The document does not offer any guidance in response to a common question: What, if any, impact will the Supreme Court’s ruling have on the use of race-conscious financial aid and scholarships? A senior Education Department official on Monday said that the new resources had taken up only those questions that the court considered in its opinion, which didn’t weigh in on institutional financial aid or scholarships.
This moment demands the same courageous commitment to equal opportunity and justice we saw from leaders at the height of the civil-rights movement.
EducationCounsel, a consulting firm that advises colleges on legal issues, recently published a draft of its preliminary guidance on complying with the court’s decision.
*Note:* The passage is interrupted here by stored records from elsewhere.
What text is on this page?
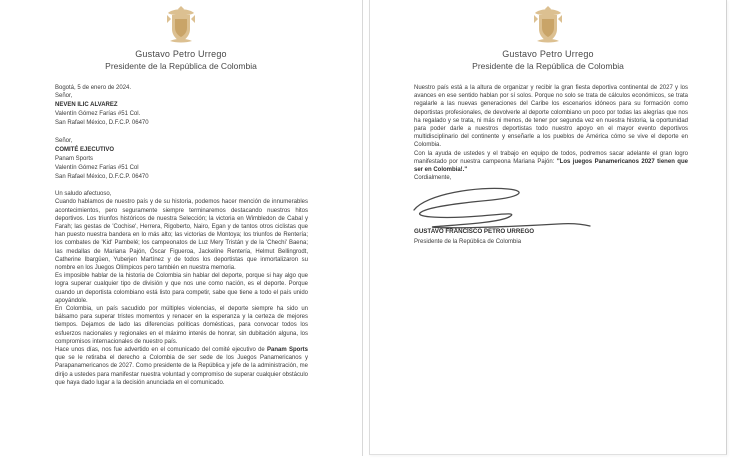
Gustavo Petro Urrego
Presidente de la República de Colombia

Bogotá, 5 de enero de 2024.

Señor,
NEVEN ILIC ALVAREZ
Valentín Gómez Farías #51 Col.
San Rafael México, D.F.C.P. 06470
Señor,
COMITÉ EJECUTIVO
Panam Sports
Valentín Gómez Farías #51 Col
San Rafael México, D.F.C.P. 06470

Un saludo afectuoso,

Cuando hablamos de nuestro país y de su historia, podemos hacer mención de innumerables acontecimientos, pero seguramente siempre terminaremos destacando nuestros hitos deportivos. Los triunfos históricos de nuestra Selección; la victoria en Wimbledon de Cabal y Farah; las gestas de 'Cochise', Herrera, Rigoberto, Nairo, Egan y de tantos otros ciclistas que han puesto nuestra bandera en lo más alto; las victorias de Montoya; los triunfos de Rentería; los combates de 'Kid' Pambelé; los campeonatos de Luz Mery Tristán y de la 'Chechi' Baena; las medallas de Mariana Pajón, Óscar Figueroa, Jackeline Rentería, Helmut Bellingrodt, Catherine Ibargüen, Yuberjen Martínez y de todos los deportistas que inmortalizaron su nombre en los Juegos Olímpicos pero también en nuestra memoria.

Es imposible hablar de la historia de Colombia sin hablar del deporte, porque si hay algo que logra superar cualquier tipo de división y que nos une como nación, es el deporte. Porque cuando un deportista colombiano está listo para competir, sabe que tiene a todo el país unido apoyándole.

En Colombia, un país sacudido por múltiples violencias, el deporte siempre ha sido un bálsamo para superar tristes momentos y renacer en la esperanza y la certeza de mejores tiempos. Dejamos de lado las diferencias políticas domésticas, para convocar todos los esfuerzos nacionales y regionales en el máximo interés de honrar, sin dubitación alguna, los compromisos internacionales de nuestro país.

Hace unos días, nos fue advertido en el comunicado del comité ejecutivo de Panam Sports que se le retiraba el derecho a Colombia de ser sede de los Juegos Panamericanos y Parapanamericanos de 2027. Como presidente de la República y jefe de la administración, me dirijo a ustedes para manifestar nuestra voluntad y compromiso de superar cualquier obstáculo que haya dado lugar a la decisión anunciada en el comunicado.

Gustavo Petro Urrego
Presidente de la República de Colombia

Nuestro país está a la altura de organizar y recibir la gran fiesta deportiva continental de 2027 y los avances en ese sentido hablan por sí solos. Porque no solo se trata de cálculos económicos, se trata regalarle a las nuevas generaciones del Caribe los escenarios idóneos para su formación como deportistas profesionales, de devolverle al deporte colombiano un poco por todas las alegrías que nos ha regalado y se trata, ni más ni menos, de tener por segunda vez en nuestra historia, la oportunidad para poder darle a nuestros deportistas todo nuestro apoyo en el mayor evento deportivos multidisciplinario del continente y enseñarle a los pueblos de América cómo se vive el deporte en Colombia.

Con la ayuda de ustedes y el trabajo en equipo de todos, podremos sacar adelante el gran logro manifestado por nuestra campeona Mariana Pajón: "Los juegos Panamericanos 2027 tienen que ser en Colombia!."

Cordialmente,

GUSTAVO FRANCISCO PETRO URREGO
Presidente de la República de Colombia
It advises college to “examine financial-aid and scholarship policies and practices with care, given the complexities in design and execution of such programs.” Because the court effectively barred the consideration of an applicant’s racial status, that guidance says, the ruling “would suggest that any similar consideration of an applicant’s racial status in aid or scholarship decisions is, at a minimum, high risk of legal exposure.” But, EducationCounsel notes, there are important distinctions between admissions and aid decisions that might limit the ruling’s applicability to other policies and practices in higher education.
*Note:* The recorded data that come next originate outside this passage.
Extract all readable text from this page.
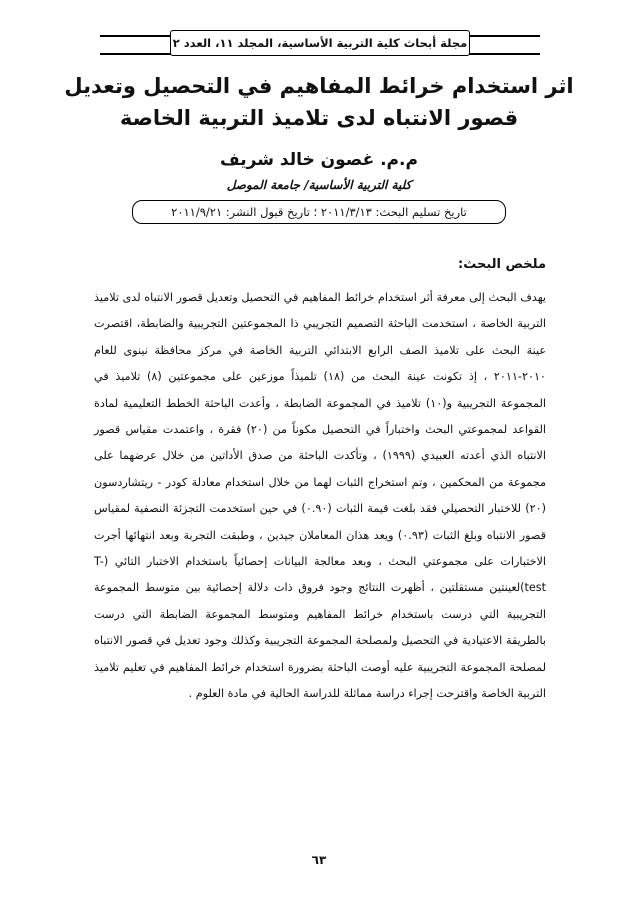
مجلة أبحاث كلية التربية الأساسية، المجلد ١١، العدد ٢
اثر استخدام خرائط المفاهيم في التحصيل وتعديل قصور الانتباه لدى تلاميذ التربية الخاصة
م.م. غصون خالد شريف
كلية التربية الأساسية/ جامعة الموصل
تاريخ تسليم البحث: ٢٠١١/٣/١٣ ؛ تاريخ قبول النشر: ٢٠١١/٩/٢١
ملخص البحث:

يهدف البحث إلى معرفة أثر استخدام خرائط المفاهيم في التحصيل وتعديل قصور الانتباه لدى تلاميذ التربية الخاصة ، استخدمت الباحثة التصميم التجريبي ذا المجموعتين التجريبية والضابطة، اقتصرت عينة البحث على تلاميذ الصف الرابع الابتدائي التربية الخاصة في مركز محافظة نينوى للعام ٢٠١٠-٢٠١١ ، إذ تكونت عينة البحث من (١٨) تلميذاً موزعين على مجموعتين (٨) تلاميذ في المجموعة التجريبية و(١٠) تلاميذ في المجموعة الضابطة ، وأعدت الباحثة الخطط التعليمية لمادة القواعد لمجموعتي البحث واختباراً في التحصيل مكوناً من (٢٠) فقرة ، واعتمدت مقياس قصور الانتباه الذي أعدته العبيدي (١٩٩٩) ، وتأكدت الباحثة من صدق الأداتين من خلال عرضهما على مجموعة من المحكمين ، وتم استخراج الثبات لهما من خلال استخدام معادلة كودر - ريتشاردسون (٢٠) للاختبار التحصيلي فقد بلغت قيمة الثبات (٠.٩٠) في حين استخدمت التجزئة النصفية لمقياس قصور الانتباه وبلغ الثبات (٠.٩٣) ويعد هذان المعاملان جيدين ، وطبقت التجربة وبعد انتهائها أجرت الاختبارات على مجموعتي البحث ، وبعد معالجة البيانات إحصائياً باستخدام الاختبار التائي (T-test)لعينتين مستقلتين ، أظهرت النتائج وجود فروق ذات دلالة إحصائية بين متوسط المجموعة التجريبية التي درست باستخدام خرائط المفاهيم ومتوسط المجموعة الضابطة التي درست بالطريقة الاعتيادية في التحصيل ولمصلحة المجموعة التجريبية وكذلك وجود تعديل في قصور الانتباه لمصلحة المجموعة التجريبية عليه أوصت الباحثة بضرورة استخدام خرائط المفاهيم في تعليم تلاميذ التربية الخاصة واقترحت إجراء دراسة مماثلة للدراسة الحالية في مادة العلوم .

٦٣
At a time when colleges are reassessing ways of gauging applicants’ attributes and achievements, Clarke and Lhamon wrote in their letter, institutions “can examine admission preferences, such as those based on legacy status or donor affiliation, that are unrelated to a prospective applicant’s individual merit or potential, that further benefit privileged students, and that reduce opportunities for others who have been foreclosed from such advantages. Colleges and universities can also work proactively to identify potential barriers posed by existing metrics that may reflect and amplify inequality, disadvantage, or bias.”
During a call with reporters on Monday, the U.S. secretary of education, Miguel A. Cardona, expressed hope that the new resources would provide clarity about admissions practices that remain lawful. “This moment demands a sense of urgency,” he said. “This moment demands the same courageous commitment to equal opportunity and justice we saw from leaders at the height of the civil-rights movement.”
Vanita Gupta, the associate attorney general, said that though the court’s decision changes the landscape in admissions, “it should not be viewed as an excuse to turn away from longstanding efforts to make those institutions inclusive.” She continued: “Colleges and universities can and should continue to ensure that their doors are open to those students of all backgrounds, including students of color, who possess the characteristics necessary to succeed and contribute on college campuses and in the world. Those include grit and perseverance, curiosity, and academic and personal excellence.”
The Education Department said it plans to release a report on promising diversity and inclusion practices in September. The report will include strategies for using measures of adversity in admissions, such as considering applicants’ financial means, their socioeconomic background and high-school context, and personal hardships or experiences with discrimination.